L'approvazione di daratumumab si è basata sulla valutazione dei dati dello studio di fase 2 MMY2002 (SIRIUS) pubblicato nella rivista The Lancet; sullo studio clinico di fase 1/2 GEN501, pubblicato nella rivista The New England Journal of Medicine e sui dati di tre studi aggiuntivi. I risultati di un'analisi di efficacia combinata degli studi clinici GEN501 e MMY2002 (SIRIUS) hanno dimostrato che, dopo un follow-up medio di 14,8 mesi, la sopravvivenza globale mediana (OS) stimata, in pazienti già fortemente pre-trattati a cui era stato somministrato daratumumab in monoterapia (16 mg/kg), era di 20 mesi (CI 95 per cento, 15-non stimabili). Il tasso di risposta globale (ORR) per l'analisi combinata è stato del 31 per cento, con stabilizzazione o miglioramento della malattia per l'83 per cento dei pazienti. Daratumumab ha dimostrato un profilo di sicurezza tollerabile e clinicamente gestibile come monoterapia in pazienti fortemente pre-trattati.1 Gli eventi avversi (AE) più comuni della fase 2 dello studio clinico MMY2002 (SIRIUS), riscontrati in oltre il 20 per cento dei pazienti, sono stati affaticamento, anemia, nausea, trombocitopenia, mal di schiena, neutropenia e tosse.10 Gli eventi avversi più comuni nella seconda parte della fase 1/2 dello studio clinico GEN501 sono stati affaticamento, rinite allergica e piressia (febbre).

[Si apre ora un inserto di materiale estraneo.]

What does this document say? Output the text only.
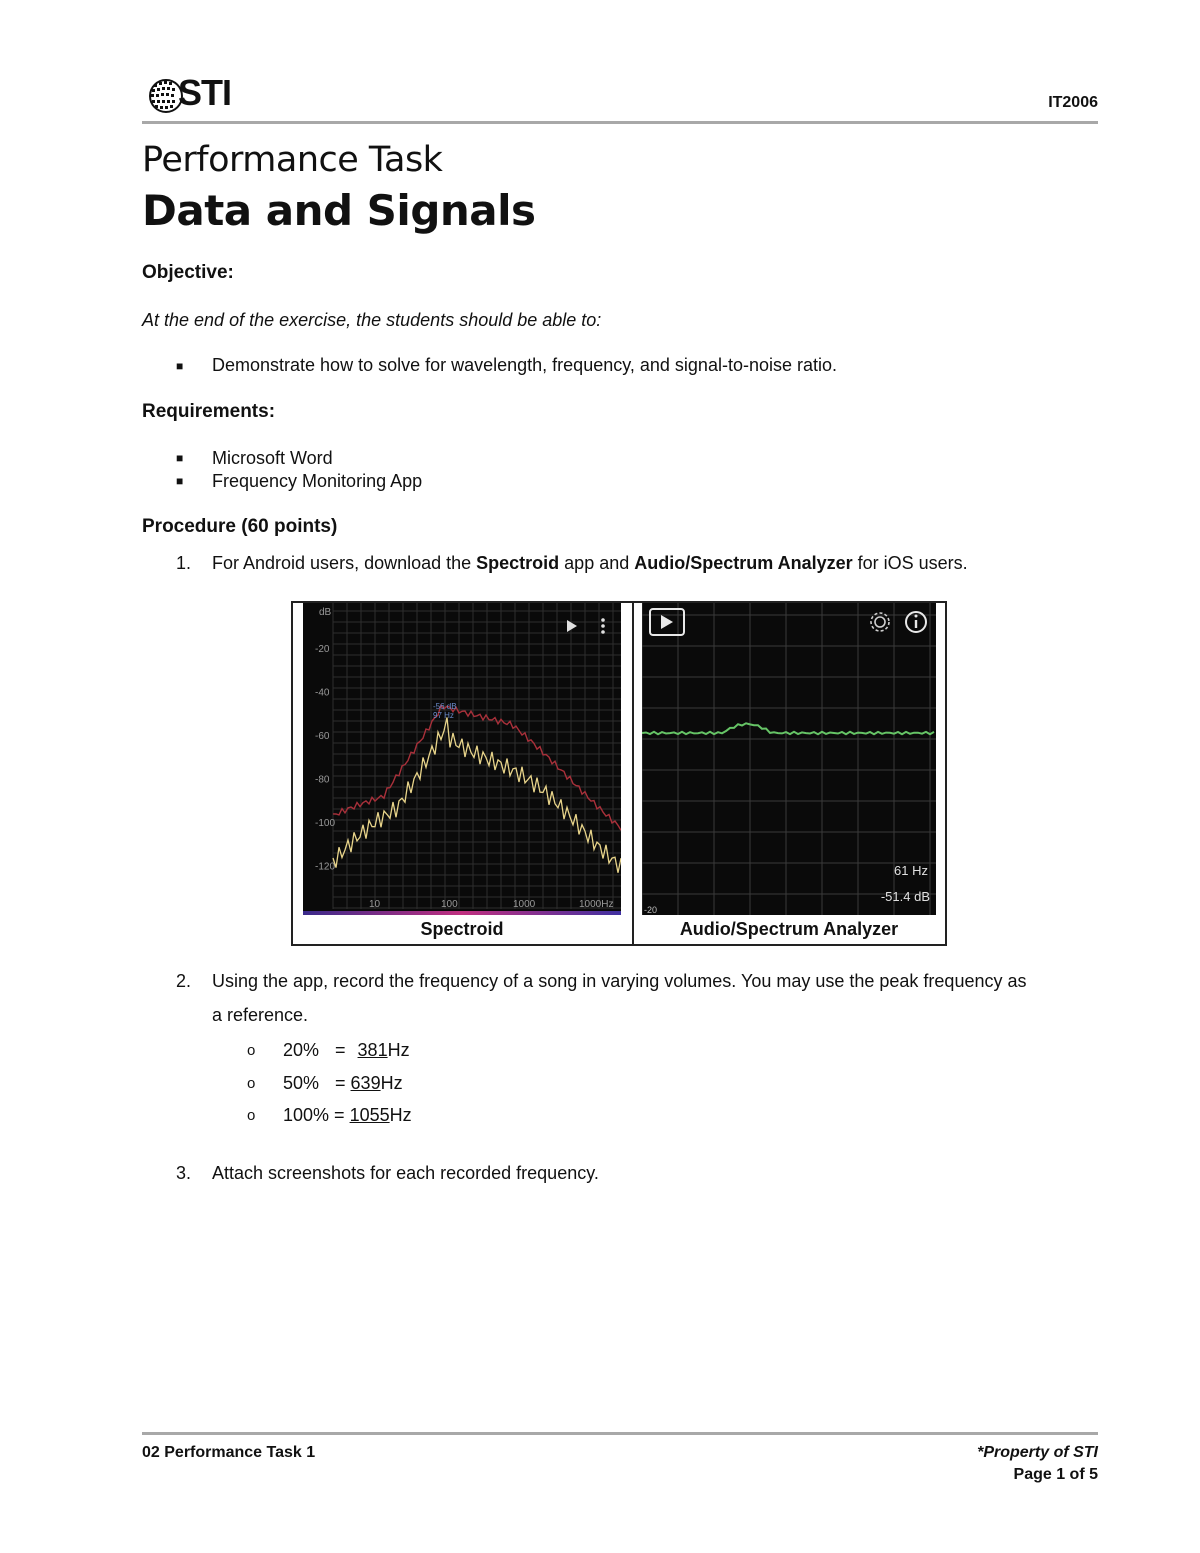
STI	IT2006
Performance Task
Data and Signals
Objective:
At the end of the exercise, the students should be able to:
■ Demonstrate how to solve for wavelength, frequency, and signal-to-noise ratio.
Requirements:
■ Microsoft Word
■ Frequency Monitoring App
Procedure (60 points)
1. For Android users, download the Spectroid app and Audio/Spectrum Analyzer for iOS users.
dB
-20
-40
-60
-80
-100
-120
10	100	1000	1000Hz
-56 dB
97 Hz
Spectroid
61 Hz
-51.4 dB
-20
Audio/Spectrum Analyzer
2. Using the app, record the frequency of a song in varying volumes. You may use the peak frequency as
a reference.
o 20% = 381Hz
o 50% = 639Hz
o 100% = 1055Hz
3. Attach screenshots for each recorded frequency.
02 Performance Task 1	*Property of STI
Page 1 of 5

“La decisione odierna relativa a daratumumab rappresenta una notizia straordinaria per i pazienti poiché contribuisce a rispondere alle esigenze finora insoddisfatte di pazienti affetti da mieloma recidivato o refrattario”, ha commentato Sarper Diler, MD, PhD, presidente di Myeloma Patients Europe. “Tuttavia c’è ancora molto lavoro da fare per assicurare la disponibilità di daratumumab ai pazienti di tutta Europa tramite i diversi sistemi sanitari”.

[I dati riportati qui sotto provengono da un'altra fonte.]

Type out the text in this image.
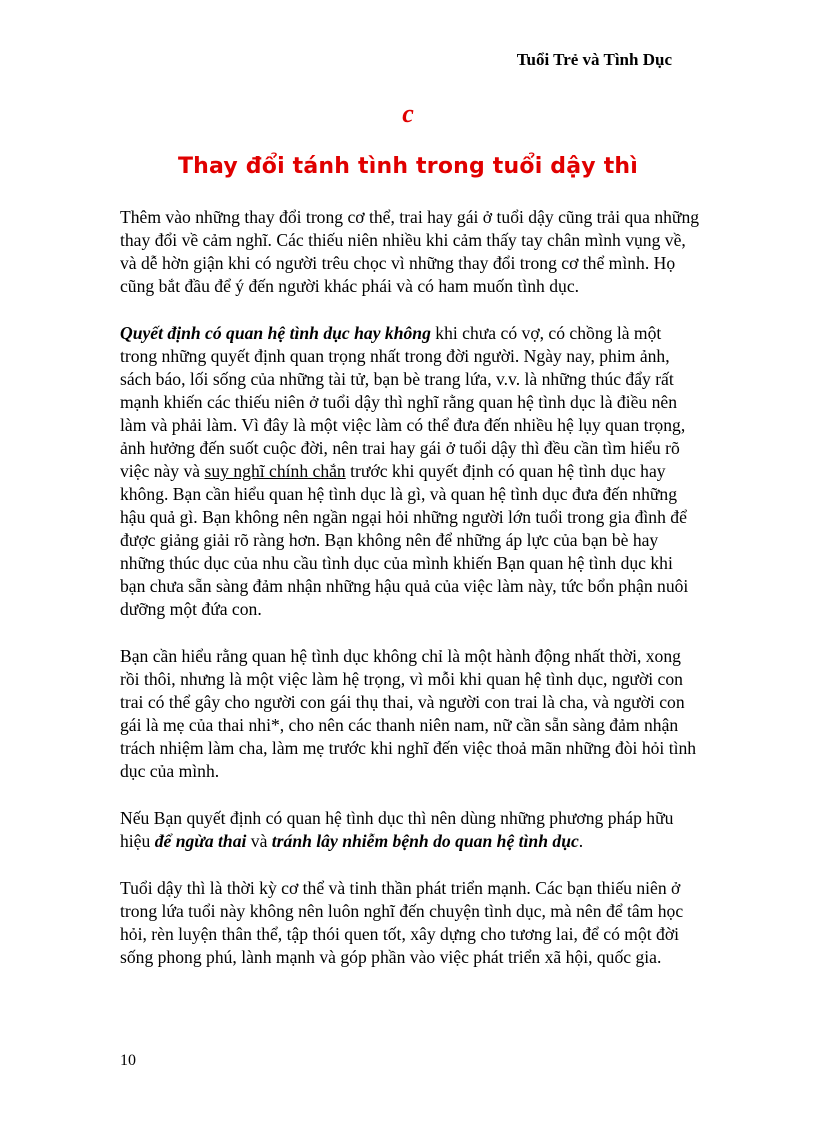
Tuổi Trẻ và Tình Dục
c
Thay đổi tánh tình trong tuổi dậy thì

Thêm vào những thay đổi trong cơ thể, trai hay gái ở tuổi dậy cũng trải qua những thay đổi về cảm nghĩ. Các thiếu niên nhiều khi cảm thấy tay chân mình vụng về, và dễ hờn giận khi có người trêu chọc vì những thay đổi trong cơ thể mình. Họ cũng bắt đầu để ý đến người khác phái và có ham muốn tình dục.

Quyết định có quan hệ tình dục hay không khi chưa có vợ, có chồng là một trong những quyết định quan trọng nhất trong đời người. Ngày nay, phim ảnh, sách báo, lối sống của những tài tử, bạn bè trang lứa, v.v. là những thúc đẩy rất mạnh khiến các thiếu niên ở tuổi dậy thì nghĩ rằng quan hệ tình dục là điều nên làm và phải làm. Vì đây là một việc làm có thể đưa đến nhiều hệ lụy quan trọng, ảnh hưởng đến suốt cuộc đời, nên trai hay gái ở tuổi dậy thì đều cần tìm hiểu rõ việc này và suy nghĩ chính chắn trước khi quyết định có quan hệ tình dục hay không. Bạn cần hiểu quan hệ tình dục là gì, và quan hệ tình dục đưa đến những hậu quả gì. Bạn không nên ngần ngại hỏi những người lớn tuổi trong gia đình để được giảng giải rõ ràng hơn. Bạn không nên để những áp lực của bạn bè hay những thúc dục của nhu cầu tình dục của mình khiến Bạn quan hệ tình dục khi bạn chưa sẵn sàng đảm nhận những hậu quả của việc làm này, tức bổn phận nuôi dưỡng một đứa con.

Bạn cần hiểu rằng quan hệ tình dục không chỉ là một hành động nhất thời, xong rồi thôi, nhưng là một việc làm hệ trọng, vì mỗi khi quan hệ tình dục, người con trai có thể gây cho người con gái thụ thai, và người con trai là cha, và người con gái là mẹ của thai nhi*, cho nên các thanh niên nam, nữ cần sẵn sàng đảm nhận trách nhiệm làm cha, làm mẹ trước khi nghĩ đến việc thoả mãn những đòi hỏi tình dục của mình.

Nếu Bạn quyết định có quan hệ tình dục thì nên dùng những phương pháp hữu hiệu để ngừa thai và tránh lây nhiễm bệnh do quan hệ tình dục.

Tuổi dậy thì là thời kỳ cơ thể và tinh thần phát triển mạnh. Các bạn thiếu niên ở trong lứa tuổi này không nên luôn nghĩ đến chuyện tình dục, mà nên để tâm học hỏi, rèn luyện thân thể, tập thói quen tốt, xây dựng cho tương lai, để có một đời sống phong phú, lành mạnh và góp phần vào việc phát triển xã hội, quốc gia.

10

“L’approvazione di daratumumab con un processo accelerato è il risultato di un lavoro spinto dall’urgenza stessa dei nostri pazienti, rispondendo a esigenze finora insoddisfatte con scienze trasformative e collaborazioni solide”, ha commentato Jane Griffiths, presidente del Gruppo, Janssen Europa, Medio Oriente e Africa. “Siamo felicissimi che daratumumab sia stato approvato in Europa e continueremo a studiarne il potenziale nel trattamento di altri tipi di tumore”.

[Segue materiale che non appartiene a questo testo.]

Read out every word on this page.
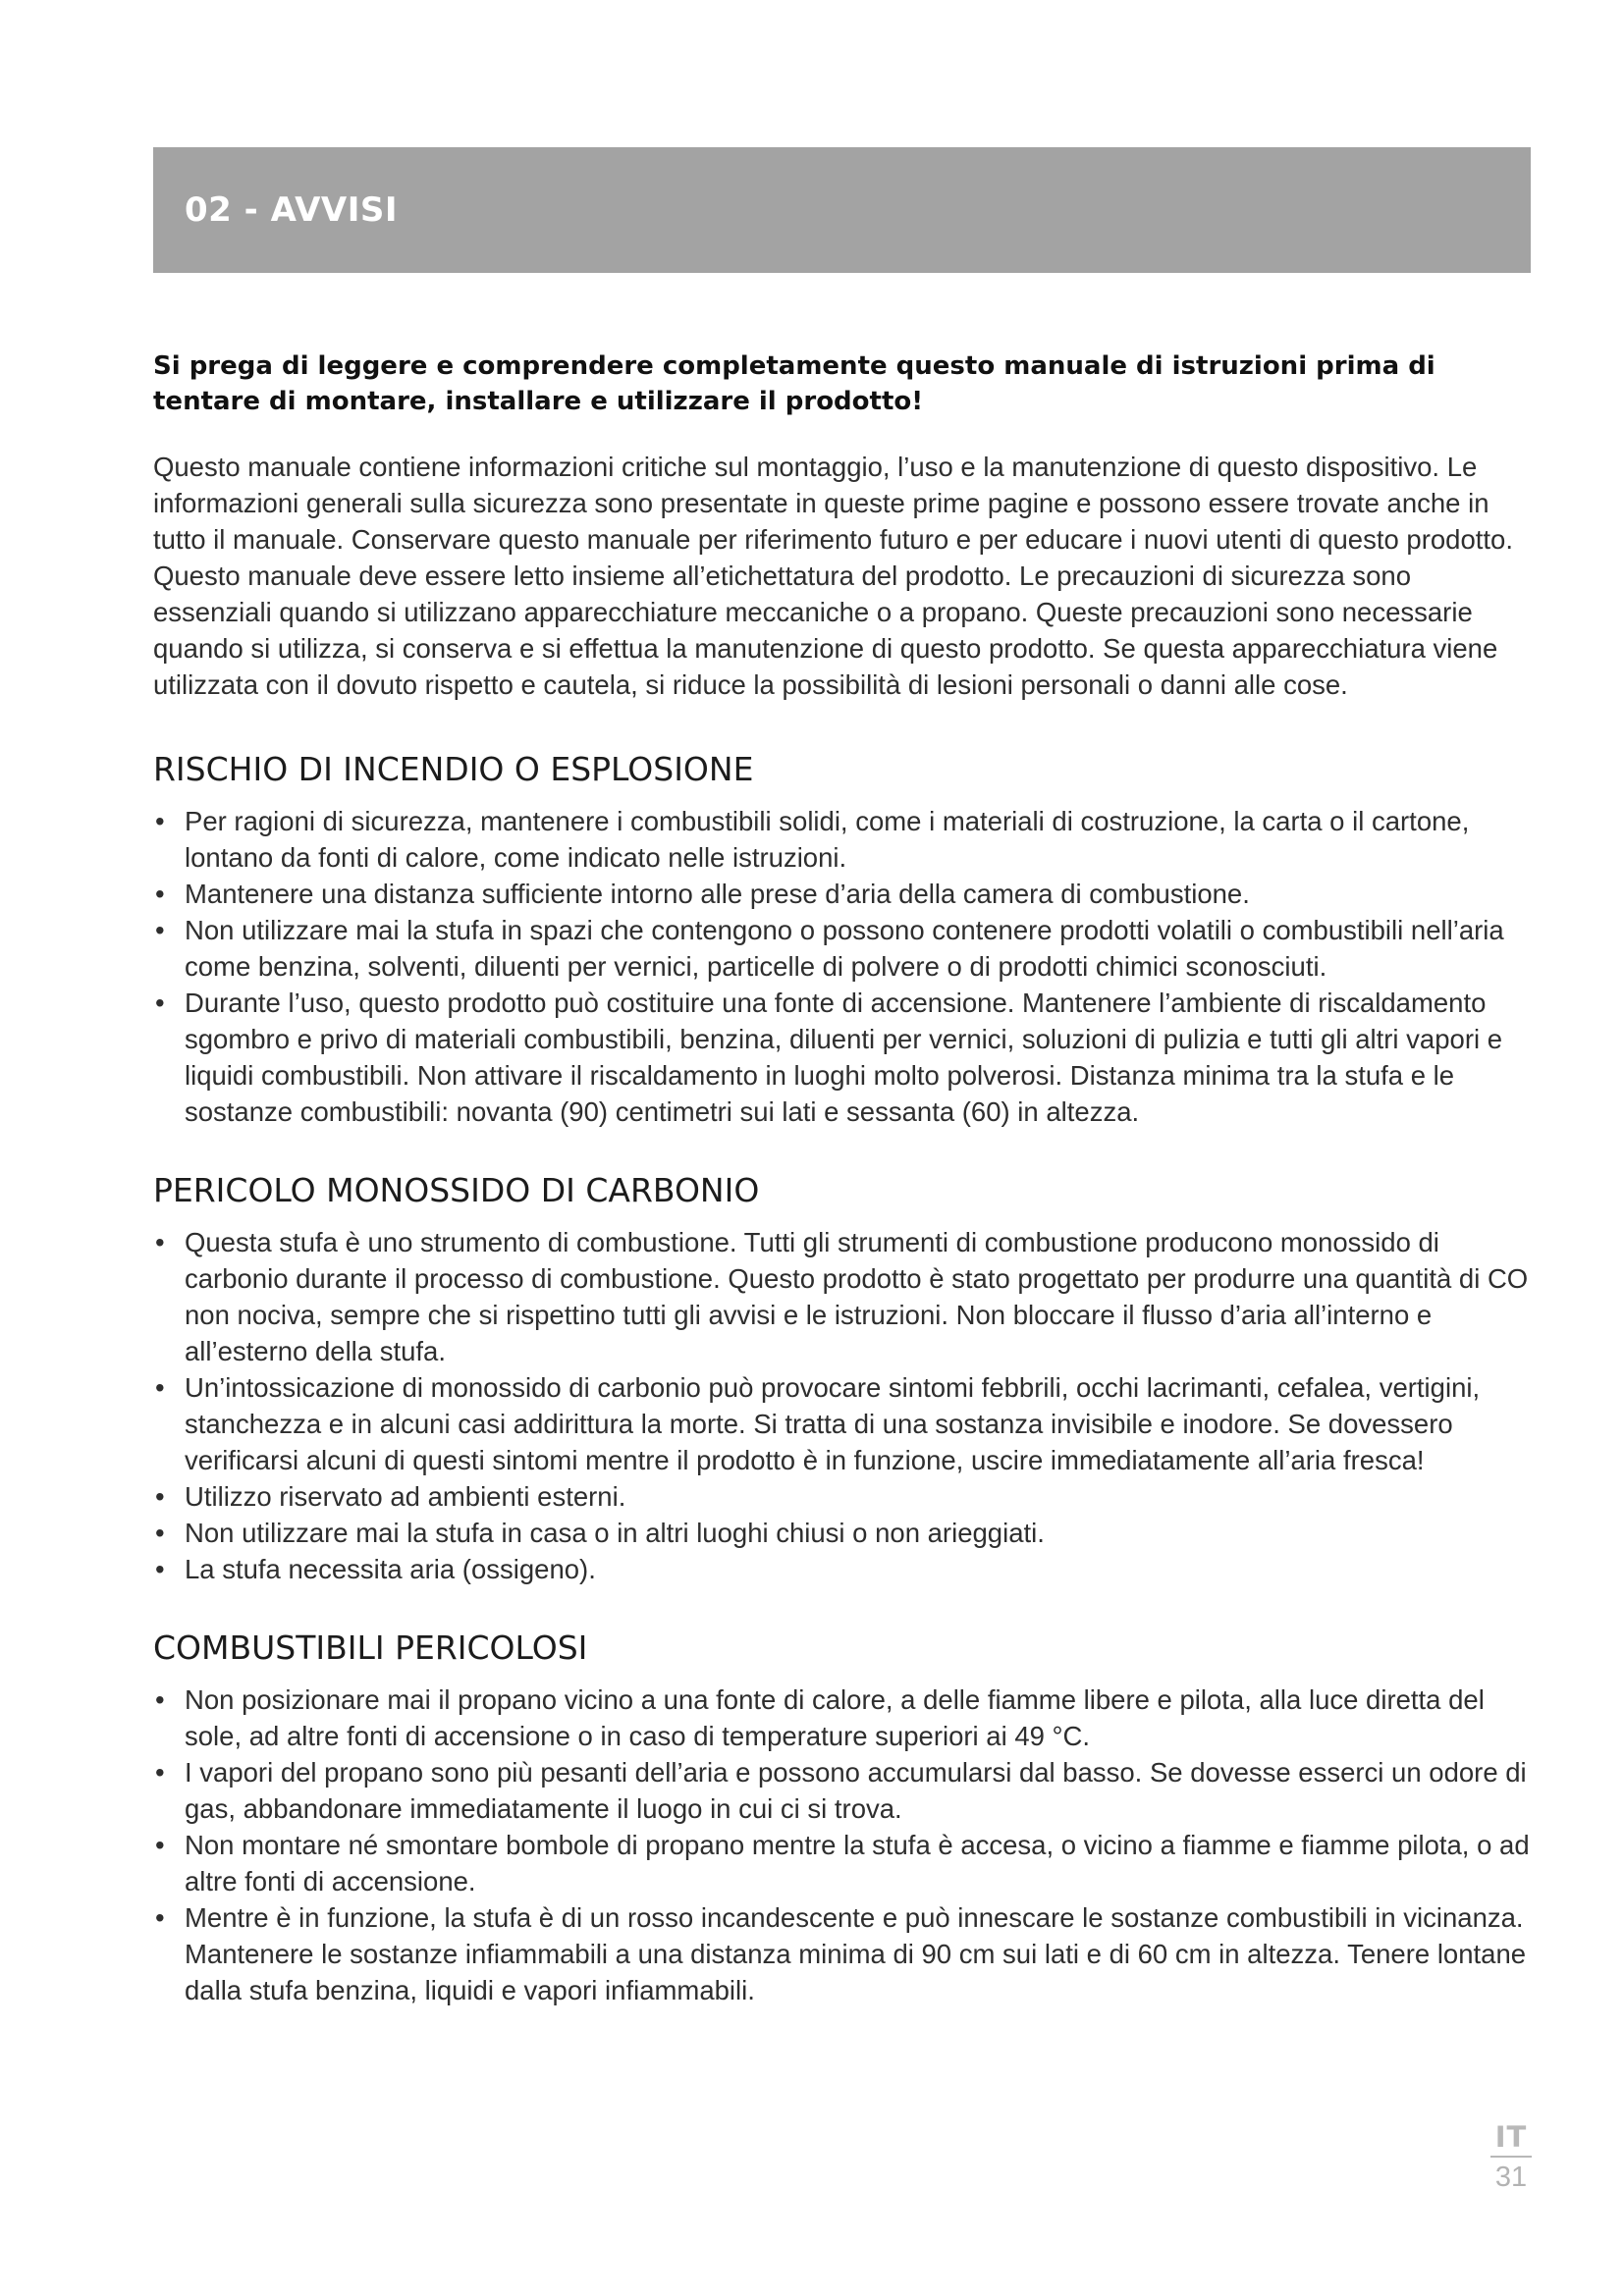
02 - AVVISI

Si prega di leggere e comprendere completamente questo manuale di istruzioni prima di tentare di montare, installare e utilizzare il prodotto!

Questo manuale contiene informazioni critiche sul montaggio, l’uso e la manutenzione di questo dispositivo. Le informazioni generali sulla sicurezza sono presentate in queste prime pagine e possono essere trovate anche in tutto il manuale. Conservare questo manuale per riferimento futuro e per educare i nuovi utenti di questo prodotto. Questo manuale deve essere letto insieme all’etichettatura del prodotto. Le precauzioni di sicurezza sono essenziali quando si utilizzano apparecchiature meccaniche o a propano. Queste precauzioni sono necessarie quando si utilizza, si conserva e si effettua la manutenzione di questo prodotto. Se questa apparecchiatura viene utilizzata con il dovuto rispetto e cautela, si riduce la possibilità di lesioni personali o danni alle cose.

RISCHIO DI INCENDIO O ESPLOSIONE
• Per ragioni di sicurezza, mantenere i combustibili solidi, come i materiali di costruzione, la carta o il cartone, lontano da fonti di calore, come indicato nelle istruzioni.
• Mantenere una distanza sufficiente intorno alle prese d’aria della camera di combustione.
• Non utilizzare mai la stufa in spazi che contengono o possono contenere prodotti volatili o combustibili nell’aria come benzina, solventi, diluenti per vernici, particelle di polvere o di prodotti chimici sconosciuti.
• Durante l’uso, questo prodotto può costituire una fonte di accensione. Mantenere l’ambiente di riscaldamento sgombro e privo di materiali combustibili, benzina, diluenti per vernici, soluzioni di pulizia e tutti gli altri vapori e liquidi combustibili. Non attivare il riscaldamento in luoghi molto polverosi. Distanza minima tra la stufa e le sostanze combustibili: novanta (90) centimetri sui lati e sessanta (60) in altezza.
PERICOLO MONOSSIDO DI CARBONIO
• Questa stufa è uno strumento di combustione. Tutti gli strumenti di combustione producono monossido di carbonio durante il processo di combustione. Questo prodotto è stato progettato per produrre una quantità di CO non nociva, sempre che si rispettino tutti gli avvisi e le istruzioni. Non bloccare il flusso d’aria all’interno e all’esterno della stufa.
• Un’intossicazione di monossido di carbonio può provocare sintomi febbrili, occhi lacrimanti, cefalea, vertigini, stanchezza e in alcuni casi addirittura la morte. Si tratta di una sostanza invisibile e inodore. Se dovessero verificarsi alcuni di questi sintomi mentre il prodotto è in funzione, uscire immediatamente all’aria fresca!
• Utilizzo riservato ad ambienti esterni.
• Non utilizzare mai la stufa in casa o in altri luoghi chiusi o non arieggiati.
• La stufa necessita aria (ossigeno).
COMBUSTIBILI PERICOLOSI
• Non posizionare mai il propano vicino a una fonte di calore, a delle fiamme libere e pilota, alla luce diretta del sole, ad altre fonti di accensione o in caso di temperature superiori ai 49 °C.
• I vapori del propano sono più pesanti dell’aria e possono accumularsi dal basso. Se dovesse esserci un odore di gas, abbandonare immediatamente il luogo in cui ci si trova.
• Non montare né smontare bombole di propano mentre la stufa è accesa, o vicino a fiamme e fiamme pilota, o ad altre fonti di accensione.
• Mentre è in funzione, la stufa è di un rosso incandescente e può innescare le sostanze combustibili in vicinanza. Mantenere le sostanze infiammabili a una distanza minima di 90 cm sui lati e di 60 cm in altezza. Tenere lontane dalla stufa benzina, liquidi e vapori infiammabili.
IT
31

L’autorizzazione al commercio di daratumumab fa seguito a un parere positivo del Comitato per i medicinali per uso umano (CHMP) dell'Agenzia europea per i medicinali (EMA) emesso il 1°aprile 2016. Tale autorizzazione permette la commercializzazione di daratumumab in tutti i 28 Stati membri e nei tre paesi dell’Area economica europea.
Janssen dispone dei diritti esclusivi a livello mondiale per lo sviluppo, la produzione e la commercializzazione di daratumumab. Janssen ha ottenuto i diritti di licenza su daratumumab da Genmab A/S nel mese di agosto del 2012.